Board engagement and a strong security and privacy foundation give emerging enterprise organizations the confidence and capability to scale AI.
That governance maturity is translating into operational progress. Emerging enterprises are the most likely revenue group to say AI is fully integrated into operations and their core applications are mostly AI-ready.
That integration is producing measurable outcomes that their larger and smaller counterparts aren’t matching — emerging enterprise organizations are the most likely revenue group to say AI is accelerating innovation and driving new revenue.
| $100 million to $1 billion | $1.1 billion to $5 billion | More than $5 billion | |
|---|---|---|---|
| AI is fully integrated in enterprise operations | 8% | 22% | 19% |
| More than 50% of core applications are AI-ready | 29% | 61% | 42% |
| Experiencing AI-enabled innovation acceleration | 28% | 36% | 29% |
| Experiencing AI-enabled revenue growth | 30% | 48% | 43% |
What workforce readiness looks like operationally
Over the past year, many of the organizations working to scale AI have encountered the same operational questions: how to distribute AI responsibility across teams, where managers need more oversight and how to embed AI into day-to-day work without creating fragmentation.
“AI needs to become a capability you have instead of just a technology you use,” said Grant Thornton Transformation Partner Jennifer Morelli. “To make AI a capability, leadership must fundamentally rethink how teams, managers and processes operate, embedding AI into the core of how work gets done rather than layering it on top of existing ways of working.”
The next phase is building the organizational capability to scale AI consistently across the business. That means closing the gap between AI ambition and workforce readiness. Here’s how you can do it:
- Define repeatable AI responsibilities across the organization: Don’t concentrate AI knowledge within a small group of leaders. Build roles and responsibilities that distribute AI capability across functions.
- Give teams time to find where AI solves problems: Before training people on tools, give them space to connect the dots between AI and their day-to-day work.
- Train people using real operational work: Generic AI training creates awareness. Training tied to actual workflows creates capability. Show people how to apply AI tools to their individual jobs.
- Use partners to bridge capability gaps: Advisory and outsourcing partners can help establish operational standards, support implementation and fill capability gaps while internal teams mature.

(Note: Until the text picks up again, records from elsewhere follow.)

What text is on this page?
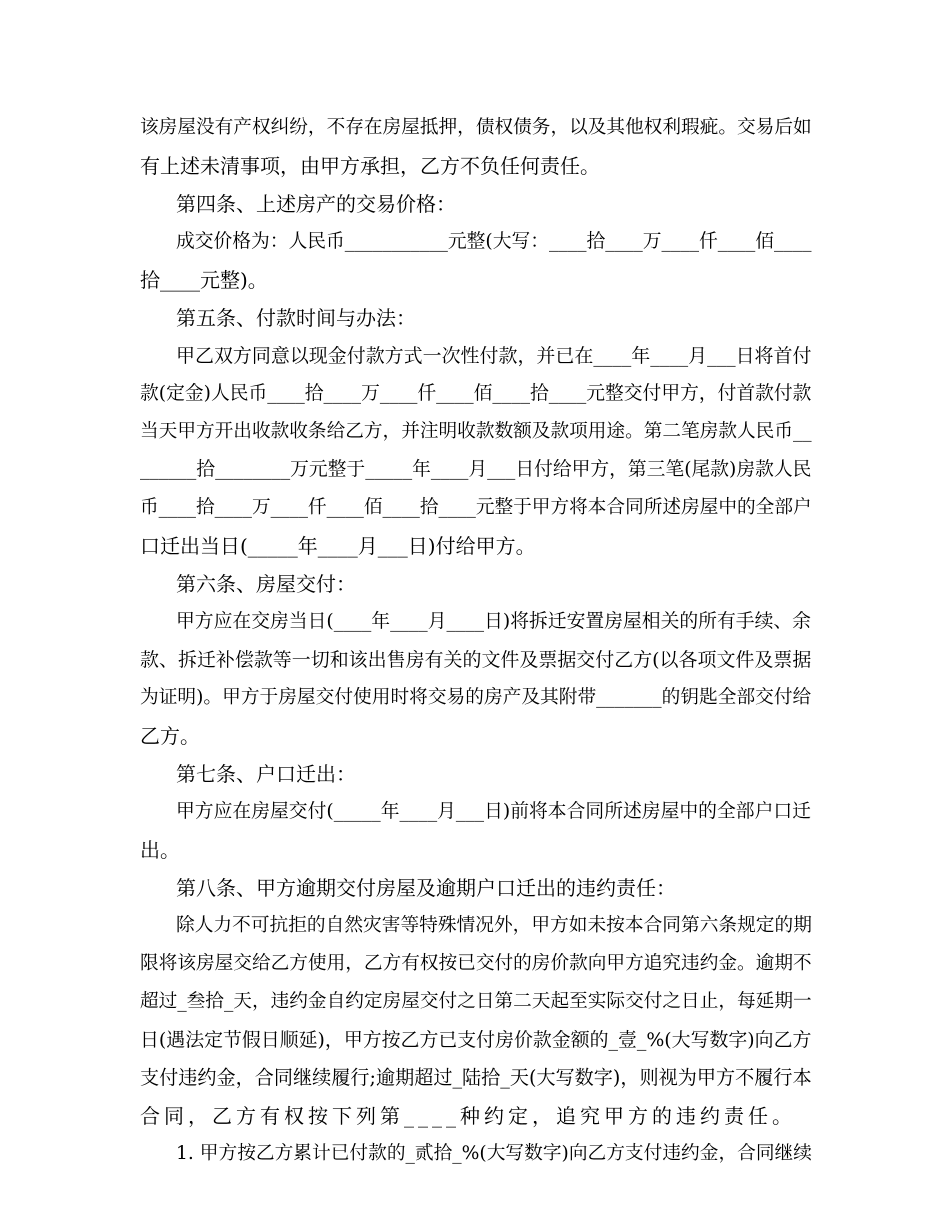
该房屋没有产权纠纷，不存在房屋抵押，债权债务，以及其他权利瑕疵。交易后如
有上述未清事项，由甲方承担，乙方不负任何责任。
第四条、上述房产的交易价格：
成交价格为：人民币___________元整(大写：____拾____万____仟____佰____
拾____元整)。
第五条、付款时间与办法：
甲乙双方同意以现金付款方式一次性付款，并已在____年____月___日将首付
款(定金)人民币____拾____万____仟____佰____拾____元整交付甲方，付首款付款
当天甲方开出收款收条给乙方，并注明收款数额及款项用途。第二笔房款人民币__
______拾________万元整于_____年____月___日付给甲方，第三笔(尾款)房款人民
币____拾____万____仟____佰____拾____元整于甲方将本合同所述房屋中的全部户
口迁出当日(_____年____月___日)付给甲方。
第六条、房屋交付：
甲方应在交房当日(____年____月____日)将拆迁安置房屋相关的所有手续、余
款、拆迁补偿款等一切和该出售房有关的文件及票据交付乙方(以各项文件及票据
为证明)。甲方于房屋交付使用时将交易的房产及其附带_______的钥匙全部交付给
乙方。
第七条、户口迁出：
甲方应在房屋交付(_____年____月___日)前将本合同所述房屋中的全部户口迁
出。
第八条、甲方逾期交付房屋及逾期户口迁出的违约责任：
除人力不可抗拒的自然灾害等特殊情况外，甲方如未按本合同第六条规定的期
限将该房屋交给乙方使用，乙方有权按已交付的房价款向甲方追究违约金。逾期不
超过_叁拾_天，违约金自约定房屋交付之日第二天起至实际交付之日止，每延期一
日(遇法定节假日顺延)，甲方按乙方已支付房价款金额的_壹_%(大写数字)向乙方
支付违约金，合同继续履行;逾期超过_陆拾_天(大写数字)，则视为甲方不履行本
合同，乙方有权按下列第____种约定，追究甲方的违约责任。
1. 甲方按乙方累计已付款的_贰拾_%(大写数字)向乙方支付违约金，合同继续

- Prepare your managers to lead AI-enabled work: Managers are becoming the link between AI strategy and day-to-day execution. They need to guide changing workflows, oversee how AI is used and keep teams aligned as responsibilities shift.
- Use AI as a recruitment advantage: The best candidates want to use AI tools to produce better quality work more efficiently. Show them how they can do it at your organization.
Emerging enterprises have already done the hard work of building governance-led AI adoption. The data shows it's paying off.
Workforce readiness is the next dimension of the AI proof gap. Closing it positions organizations to turn early AI momentum into sustained operational advantage.